Said mengatakan bahwa kebanyakan para WNI mengaku tidak ingin pulang karena belum diberikan gaji oleh para majikan mereka. Selain itu, mereka juga diiming-imingi bonus besar jika rela tinggal sampai akhir Idul Fitri. Said menjelaskan bahwa kebanyakan dari majikan mereka telah keluar Libya untuk berlindung, sementara para TKI ditinggal untuk mengurusi anak, orang tua, maupun menjaga rumah.
“Saya sudah katakan kepada mereka ‘uang bisa dicari, nyawa itu cuma satu’ tapi mereka tetap memilih untuk tinggal.” Kata Saud.
Alasan sebagian lainnya karena mereka sudah merasa kerasan dan tidak ingin kembali ke tanah air. Hal ini disebabkan majikan mereka cukup royal memberikan mereka gaji yang besar. Mereka termasuk yang beruntung dari jutaan TKI lainnya yang tersebar di seantero dunia.

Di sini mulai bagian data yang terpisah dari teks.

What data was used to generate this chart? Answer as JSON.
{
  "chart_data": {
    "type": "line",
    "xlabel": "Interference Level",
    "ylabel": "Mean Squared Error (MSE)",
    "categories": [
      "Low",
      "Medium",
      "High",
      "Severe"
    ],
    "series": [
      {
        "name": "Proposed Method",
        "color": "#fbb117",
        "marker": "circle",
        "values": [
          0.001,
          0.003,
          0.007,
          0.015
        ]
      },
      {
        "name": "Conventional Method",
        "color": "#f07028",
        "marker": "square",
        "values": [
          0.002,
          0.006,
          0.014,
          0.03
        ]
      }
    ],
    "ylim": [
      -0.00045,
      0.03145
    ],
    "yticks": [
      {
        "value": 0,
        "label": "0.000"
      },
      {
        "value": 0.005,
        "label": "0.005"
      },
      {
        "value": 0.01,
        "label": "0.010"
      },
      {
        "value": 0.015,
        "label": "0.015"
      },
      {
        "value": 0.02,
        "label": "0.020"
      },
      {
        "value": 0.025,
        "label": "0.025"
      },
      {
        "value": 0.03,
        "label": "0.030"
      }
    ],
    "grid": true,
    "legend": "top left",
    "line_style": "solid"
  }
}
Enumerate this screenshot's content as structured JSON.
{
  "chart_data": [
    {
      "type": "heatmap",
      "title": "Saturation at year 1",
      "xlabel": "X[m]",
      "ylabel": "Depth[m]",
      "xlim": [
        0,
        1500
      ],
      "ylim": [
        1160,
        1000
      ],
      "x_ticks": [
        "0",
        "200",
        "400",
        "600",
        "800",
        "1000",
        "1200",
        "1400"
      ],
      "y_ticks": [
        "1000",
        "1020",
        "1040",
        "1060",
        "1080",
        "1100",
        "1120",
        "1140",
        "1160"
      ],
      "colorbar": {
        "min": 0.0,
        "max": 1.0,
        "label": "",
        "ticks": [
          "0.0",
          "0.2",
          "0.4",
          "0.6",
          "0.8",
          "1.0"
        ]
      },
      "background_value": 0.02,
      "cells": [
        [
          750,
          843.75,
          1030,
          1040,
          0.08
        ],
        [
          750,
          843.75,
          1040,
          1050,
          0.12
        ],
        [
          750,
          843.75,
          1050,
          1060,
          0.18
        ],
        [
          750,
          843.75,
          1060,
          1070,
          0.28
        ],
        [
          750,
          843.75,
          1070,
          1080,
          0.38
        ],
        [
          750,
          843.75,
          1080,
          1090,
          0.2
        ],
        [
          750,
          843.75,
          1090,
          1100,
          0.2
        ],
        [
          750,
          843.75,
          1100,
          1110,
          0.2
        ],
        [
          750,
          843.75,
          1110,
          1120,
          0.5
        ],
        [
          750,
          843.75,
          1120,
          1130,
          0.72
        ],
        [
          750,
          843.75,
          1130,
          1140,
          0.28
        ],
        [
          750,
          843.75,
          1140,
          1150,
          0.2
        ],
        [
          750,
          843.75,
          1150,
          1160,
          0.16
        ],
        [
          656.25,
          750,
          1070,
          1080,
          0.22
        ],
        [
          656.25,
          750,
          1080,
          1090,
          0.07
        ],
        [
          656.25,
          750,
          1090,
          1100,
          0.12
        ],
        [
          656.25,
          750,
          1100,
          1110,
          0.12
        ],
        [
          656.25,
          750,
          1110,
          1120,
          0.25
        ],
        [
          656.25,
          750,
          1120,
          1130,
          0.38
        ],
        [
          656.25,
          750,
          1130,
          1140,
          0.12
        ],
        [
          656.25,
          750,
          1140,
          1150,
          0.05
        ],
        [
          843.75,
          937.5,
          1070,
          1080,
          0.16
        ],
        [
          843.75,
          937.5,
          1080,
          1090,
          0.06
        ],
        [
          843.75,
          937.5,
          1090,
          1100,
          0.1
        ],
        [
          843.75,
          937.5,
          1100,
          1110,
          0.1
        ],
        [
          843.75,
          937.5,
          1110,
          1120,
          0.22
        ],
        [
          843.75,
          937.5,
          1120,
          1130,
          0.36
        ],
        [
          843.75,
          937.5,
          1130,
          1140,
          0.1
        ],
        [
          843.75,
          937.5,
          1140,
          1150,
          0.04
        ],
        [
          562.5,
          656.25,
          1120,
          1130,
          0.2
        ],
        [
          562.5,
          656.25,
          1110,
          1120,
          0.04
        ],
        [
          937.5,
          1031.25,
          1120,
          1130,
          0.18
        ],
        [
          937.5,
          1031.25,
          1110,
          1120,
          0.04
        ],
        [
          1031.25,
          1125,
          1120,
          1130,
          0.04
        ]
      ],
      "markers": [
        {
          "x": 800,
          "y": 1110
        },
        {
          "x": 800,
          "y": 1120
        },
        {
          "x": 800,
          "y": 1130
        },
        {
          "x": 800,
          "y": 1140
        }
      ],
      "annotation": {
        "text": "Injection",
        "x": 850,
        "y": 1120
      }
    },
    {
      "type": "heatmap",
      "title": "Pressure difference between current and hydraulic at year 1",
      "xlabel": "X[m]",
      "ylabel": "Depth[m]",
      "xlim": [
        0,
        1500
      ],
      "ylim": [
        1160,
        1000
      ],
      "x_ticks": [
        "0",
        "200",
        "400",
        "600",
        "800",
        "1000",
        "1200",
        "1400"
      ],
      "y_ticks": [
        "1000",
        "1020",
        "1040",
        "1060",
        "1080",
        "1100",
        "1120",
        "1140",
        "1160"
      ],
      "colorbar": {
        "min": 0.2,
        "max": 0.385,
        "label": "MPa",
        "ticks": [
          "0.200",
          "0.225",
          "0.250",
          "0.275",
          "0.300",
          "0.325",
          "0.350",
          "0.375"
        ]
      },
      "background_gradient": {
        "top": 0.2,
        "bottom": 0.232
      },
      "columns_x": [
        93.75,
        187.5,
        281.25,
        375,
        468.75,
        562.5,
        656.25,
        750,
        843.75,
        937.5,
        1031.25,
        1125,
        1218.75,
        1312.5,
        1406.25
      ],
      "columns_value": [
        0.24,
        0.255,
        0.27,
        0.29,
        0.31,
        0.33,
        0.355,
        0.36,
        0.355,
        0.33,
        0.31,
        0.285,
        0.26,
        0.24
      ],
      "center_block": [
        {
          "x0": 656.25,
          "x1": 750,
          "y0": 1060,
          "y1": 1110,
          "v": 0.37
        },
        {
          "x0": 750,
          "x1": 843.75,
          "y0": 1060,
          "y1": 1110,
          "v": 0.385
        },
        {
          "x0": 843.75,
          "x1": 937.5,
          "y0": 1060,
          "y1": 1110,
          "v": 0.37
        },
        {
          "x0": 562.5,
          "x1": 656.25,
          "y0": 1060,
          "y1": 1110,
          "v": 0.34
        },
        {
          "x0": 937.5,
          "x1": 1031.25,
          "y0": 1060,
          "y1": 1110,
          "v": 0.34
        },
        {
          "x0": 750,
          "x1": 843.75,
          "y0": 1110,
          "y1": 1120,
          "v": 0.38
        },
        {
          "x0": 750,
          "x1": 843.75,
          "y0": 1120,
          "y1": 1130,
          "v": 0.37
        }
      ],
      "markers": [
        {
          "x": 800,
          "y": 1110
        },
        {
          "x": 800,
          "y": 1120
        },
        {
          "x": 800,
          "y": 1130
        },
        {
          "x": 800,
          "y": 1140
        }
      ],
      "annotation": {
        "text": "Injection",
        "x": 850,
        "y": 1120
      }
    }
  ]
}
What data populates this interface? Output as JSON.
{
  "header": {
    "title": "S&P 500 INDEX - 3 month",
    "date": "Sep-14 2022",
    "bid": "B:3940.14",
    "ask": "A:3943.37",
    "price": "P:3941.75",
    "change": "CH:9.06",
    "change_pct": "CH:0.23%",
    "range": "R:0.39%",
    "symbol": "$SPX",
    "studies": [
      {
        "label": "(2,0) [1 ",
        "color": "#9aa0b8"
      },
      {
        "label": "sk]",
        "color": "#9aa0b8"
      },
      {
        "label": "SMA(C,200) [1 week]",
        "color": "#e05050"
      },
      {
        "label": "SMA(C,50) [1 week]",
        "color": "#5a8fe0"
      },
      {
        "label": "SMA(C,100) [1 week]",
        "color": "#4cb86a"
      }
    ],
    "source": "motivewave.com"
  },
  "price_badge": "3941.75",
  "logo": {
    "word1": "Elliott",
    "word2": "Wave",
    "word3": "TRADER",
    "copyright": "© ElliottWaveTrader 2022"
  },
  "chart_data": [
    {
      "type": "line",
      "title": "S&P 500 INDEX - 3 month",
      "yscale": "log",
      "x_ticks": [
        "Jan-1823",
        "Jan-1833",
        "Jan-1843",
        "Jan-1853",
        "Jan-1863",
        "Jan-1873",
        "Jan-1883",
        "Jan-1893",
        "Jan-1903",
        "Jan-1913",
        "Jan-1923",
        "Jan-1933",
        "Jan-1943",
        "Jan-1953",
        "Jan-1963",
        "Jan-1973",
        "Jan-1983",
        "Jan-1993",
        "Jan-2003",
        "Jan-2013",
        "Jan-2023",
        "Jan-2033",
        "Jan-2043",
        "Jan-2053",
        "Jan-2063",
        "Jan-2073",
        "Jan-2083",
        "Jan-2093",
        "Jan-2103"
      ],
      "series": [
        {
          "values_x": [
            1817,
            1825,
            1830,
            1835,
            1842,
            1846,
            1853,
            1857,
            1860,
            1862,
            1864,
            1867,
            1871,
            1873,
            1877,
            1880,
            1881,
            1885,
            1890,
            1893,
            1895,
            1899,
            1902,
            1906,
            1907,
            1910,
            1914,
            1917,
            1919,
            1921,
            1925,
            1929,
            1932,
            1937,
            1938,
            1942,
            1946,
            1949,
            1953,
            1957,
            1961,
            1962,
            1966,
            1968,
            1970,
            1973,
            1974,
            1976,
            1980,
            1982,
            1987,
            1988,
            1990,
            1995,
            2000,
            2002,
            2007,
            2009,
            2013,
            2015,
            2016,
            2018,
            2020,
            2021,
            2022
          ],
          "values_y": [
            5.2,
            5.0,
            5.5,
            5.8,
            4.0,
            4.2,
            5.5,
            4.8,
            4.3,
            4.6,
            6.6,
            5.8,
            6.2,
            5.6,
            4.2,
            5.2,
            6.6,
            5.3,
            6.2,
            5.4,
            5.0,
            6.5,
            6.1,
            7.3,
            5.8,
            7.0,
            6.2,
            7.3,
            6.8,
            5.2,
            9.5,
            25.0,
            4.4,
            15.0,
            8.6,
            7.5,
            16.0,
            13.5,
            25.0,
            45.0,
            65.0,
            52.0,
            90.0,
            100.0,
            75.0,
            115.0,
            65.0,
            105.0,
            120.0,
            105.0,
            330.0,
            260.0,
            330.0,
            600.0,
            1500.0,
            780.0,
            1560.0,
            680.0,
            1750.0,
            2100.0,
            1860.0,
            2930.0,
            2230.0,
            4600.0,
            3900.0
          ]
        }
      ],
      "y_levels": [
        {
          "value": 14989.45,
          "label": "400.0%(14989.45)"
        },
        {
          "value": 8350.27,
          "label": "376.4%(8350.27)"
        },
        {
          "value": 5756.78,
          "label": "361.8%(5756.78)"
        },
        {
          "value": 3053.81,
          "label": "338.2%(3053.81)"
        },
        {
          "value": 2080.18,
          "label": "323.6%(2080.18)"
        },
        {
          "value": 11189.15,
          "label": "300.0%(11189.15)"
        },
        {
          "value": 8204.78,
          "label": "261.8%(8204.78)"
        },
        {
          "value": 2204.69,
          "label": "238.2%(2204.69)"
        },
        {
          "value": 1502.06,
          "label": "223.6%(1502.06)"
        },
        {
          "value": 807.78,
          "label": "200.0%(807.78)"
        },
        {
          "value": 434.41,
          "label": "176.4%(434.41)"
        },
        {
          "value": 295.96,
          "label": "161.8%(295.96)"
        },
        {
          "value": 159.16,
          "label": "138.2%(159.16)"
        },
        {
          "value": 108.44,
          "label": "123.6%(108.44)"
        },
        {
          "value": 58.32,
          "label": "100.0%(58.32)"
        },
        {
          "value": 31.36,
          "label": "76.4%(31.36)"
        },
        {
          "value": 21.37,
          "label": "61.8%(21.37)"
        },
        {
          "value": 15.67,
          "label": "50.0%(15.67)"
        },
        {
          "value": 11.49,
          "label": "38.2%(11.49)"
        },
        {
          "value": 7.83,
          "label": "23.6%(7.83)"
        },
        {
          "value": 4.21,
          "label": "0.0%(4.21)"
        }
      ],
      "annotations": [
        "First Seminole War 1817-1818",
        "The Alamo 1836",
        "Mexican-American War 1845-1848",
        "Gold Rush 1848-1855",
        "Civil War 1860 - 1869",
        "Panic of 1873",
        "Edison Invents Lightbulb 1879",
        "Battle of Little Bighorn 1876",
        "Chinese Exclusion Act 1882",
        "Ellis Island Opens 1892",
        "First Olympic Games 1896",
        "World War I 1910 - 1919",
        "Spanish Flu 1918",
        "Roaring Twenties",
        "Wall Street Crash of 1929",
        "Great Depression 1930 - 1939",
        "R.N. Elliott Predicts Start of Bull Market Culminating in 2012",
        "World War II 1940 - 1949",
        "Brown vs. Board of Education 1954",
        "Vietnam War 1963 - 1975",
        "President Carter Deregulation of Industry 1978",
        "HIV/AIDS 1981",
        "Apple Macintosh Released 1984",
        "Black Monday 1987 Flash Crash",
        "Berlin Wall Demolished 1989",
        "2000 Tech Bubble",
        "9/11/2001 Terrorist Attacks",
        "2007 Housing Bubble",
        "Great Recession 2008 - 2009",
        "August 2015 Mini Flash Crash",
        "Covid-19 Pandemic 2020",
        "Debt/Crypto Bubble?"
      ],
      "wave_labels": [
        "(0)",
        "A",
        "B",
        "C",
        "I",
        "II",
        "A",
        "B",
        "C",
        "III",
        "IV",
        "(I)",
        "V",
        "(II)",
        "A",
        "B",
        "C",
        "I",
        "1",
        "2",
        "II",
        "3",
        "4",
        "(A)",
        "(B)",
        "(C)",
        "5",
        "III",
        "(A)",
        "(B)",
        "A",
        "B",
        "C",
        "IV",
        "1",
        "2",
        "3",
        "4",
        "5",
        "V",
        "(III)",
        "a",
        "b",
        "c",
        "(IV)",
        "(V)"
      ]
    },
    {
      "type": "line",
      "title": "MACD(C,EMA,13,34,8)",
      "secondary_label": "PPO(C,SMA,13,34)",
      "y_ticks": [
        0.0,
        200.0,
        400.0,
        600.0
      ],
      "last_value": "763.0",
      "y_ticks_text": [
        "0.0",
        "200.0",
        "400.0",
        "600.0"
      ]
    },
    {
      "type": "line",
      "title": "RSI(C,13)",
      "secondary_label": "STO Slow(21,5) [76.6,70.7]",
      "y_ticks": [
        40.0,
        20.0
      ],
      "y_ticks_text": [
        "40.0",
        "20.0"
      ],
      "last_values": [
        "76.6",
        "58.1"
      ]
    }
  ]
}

Sementara itu sebagian kecil lainya memutuskan untuk tidak pulang karena banyak masalah di tanah air. “Mereka punya masalah di kampung, punya hutanglah, apalah,” kata Said.
.:: TKI Ilegal
Ke 19 orang TKI ini juga disinyalir ilegal. Said mengatakan bahwa mereka sebenarnya dikirim untuk bekerja di Mesir, Dubai, atau di Yordania. Namun dari situ, para penyalur mereka malah membawanya ke Libya. “Saya katakan ini sebagai human trafficking, karena mereka dipindahkan secara ilegal. Selain itu, Libya bukan merupakan salah satu tempat tujuan tenaga kerja Indonesia.” Kata Said.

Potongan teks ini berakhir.